Gdy te ceny nośników będą rosnąć, a nie będzie wsparcia, to albo będą rosnąć ceny na półkach albo trzeba będzie się zastanowić nad prowadzeniem działalności - powiedział na antenie TVN24 wiceprezes Polskiej Izby Handlu Maciej Ptaszyński. Zaapelował jednocześnie do rządu o wprowadzenie pomocy dla firm w związku z kryzysem energetycznym.
Wiceprezes PIH mówił o apelu, jaki jego organizacja wystosowała do premiera Mateusza Morawieckiego. - Jest to jeden z wielu apeli, który w ostatnich dniach przedsiębiorcy ogłosili. Nie tylko nasza organizacja zwraca uwagę na problem zapewnienia bezpieczeństwa energetycznego w szczególności w handlu. Pamiętamy wszyscy, jak trudno było w pierwszych dniach pandemii w 2020 roku, kiedy wszyscy zastanawiali się, czy będzie utrzymane zaopatrzenie, czy będzie można kupić żywność, czy będziemy mogli bezpiecznie funkcjonować jako społeczeństwo - powiedział.
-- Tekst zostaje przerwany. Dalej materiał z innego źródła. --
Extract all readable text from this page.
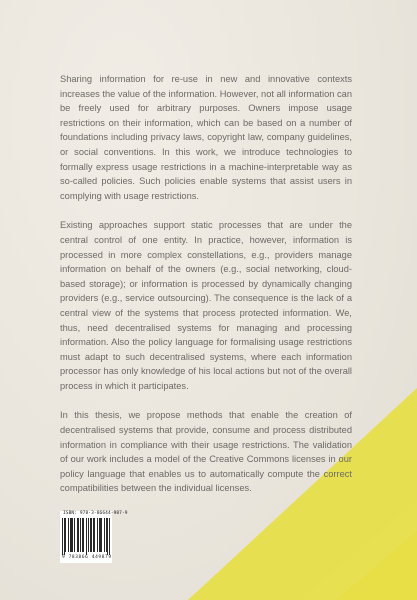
Sharing information for re-use in new and innovative contexts increases the value of the information. However, not all information can be freely used for arbitrary purposes. Owners impose usage restrictions on their information, which can be based on a number of foundations including privacy laws, copyright law, company guidelines, or social conventions. In this work, we introduce technologies to formally express usage restrictions in a machine-interpretable way as so-called policies. Such policies enable systems that assist users in complying with usage restrictions.

Existing approaches support static processes that are under the central control of one entity. In practice, however, information is processed in more complex constellations, e.g., providers manage information on behalf of the owners (e.g., social networking, cloud-based storage); or information is processed by dynamically changing providers (e.g., service outsourcing). The consequence is the lack of a central view of the systems that process protected information. We, thus, need decentralised systems for managing and processing information. Also the policy language for formalising usage restrictions must adapt to such decentralised systems, where each information processor has only knowledge of his local actions but not of the overall process in which it participates.

In this thesis, we propose methods that enable the creation of decentralised systems that provide, consume and process distributed information in compliance with their usage restrictions. The validation of our work includes a model of the Creative Commons licenses in our policy language that enables us to automatically compute the correct compatibilities between the individual licenses.

ISBN: 978-3-86644-987-9
9 783866 449879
Apel do premiera Morawieckiego
Dodał, że "wtedy okazało się, jak ważny jest handel". - Dzięki niemu wszyscy możemy funkcjonować. W tej chwili mieliśmy też kilka, kilkanaście dni temu próbkę tego, co może się stać, jeżeli zaopatrzenie handlu w surowce energetyczne zacznie się chwiać, tak jak było z dwutlenkiem węgla i suchym lodem - powiedział.
- Zwracamy uwagę, że sprawa jest ważna, płynność zaopatrzenia w energię musi być zachowana - powiedział. Zwrócił uwagę, że przez rosnące ceny energii gospodarstwa domowe mają dostać specjalne wsparcie od rządu. - My tutaj apelujemy, żeby podobnymi rozwiązaniami objąć między innymi naszą branżę, jest to ważne dla wszystkich sektorów oczywiście, ale my reprezentujemy handel. Zwracamy się do rządu, parlamentu, ministrów odpowiedzialnych za małe, średnie przedsiębiorstwo, aby pochylili się nad tym i wprowadzili analogiczne rozwiązania dla handlu -tłumaczył.
"Cena będzie musiała rosnąć"
- Cena, którą płacimy w sklepie, jest wypadkową bardzo wielu elementów. To jest oczywiście przede wszystkim cena zakupu towaru, jeżeli jego koszty wzrosną, to rośnie cena dla handlu. Handel musi ponieść też własne koszty - trzeba zapłacić pracownikom, trzeba ogrzać sklep, zapewnić działanie systemów chłodniczych, wracamy tutaj do słynnego suchego lodu, którego wytworzenie też kosztuje, jest też prąd. Jeżeli te wszystkie ceny będą rosnąć, to siłą rzeczy ta cena będzie musiała rosnąć. Tak działa ekonomia: albo cena rośnie, albo trzeba dokładać do interesu - mówił.
- Jeżeli te ceny nośników będą rosnąć, a nie będzie wsparcia, to albo będą rosnąć ceny na półkach albo trzeba będzie się zastanowić. Jeżeli pracodawca nie będzie dawał rady, to nikt do biznesu dokładać nie będzie - powiedział.
Zwrócił uwagę na niepewność związaną z kształtowaniem się cen. - Nie wiemy, nikt z nas nie wie, jak te ceny będą się kształtowały za miesiąc, dwa, trzy, jak będą się kształtowały w styczniu, jaka będzie zima. Wszyscy wiemy natomiast, jak teraz te ceny rosną. Bardzo wiele sklepów już teraz więc balansuje na progu rentowności - zauważył.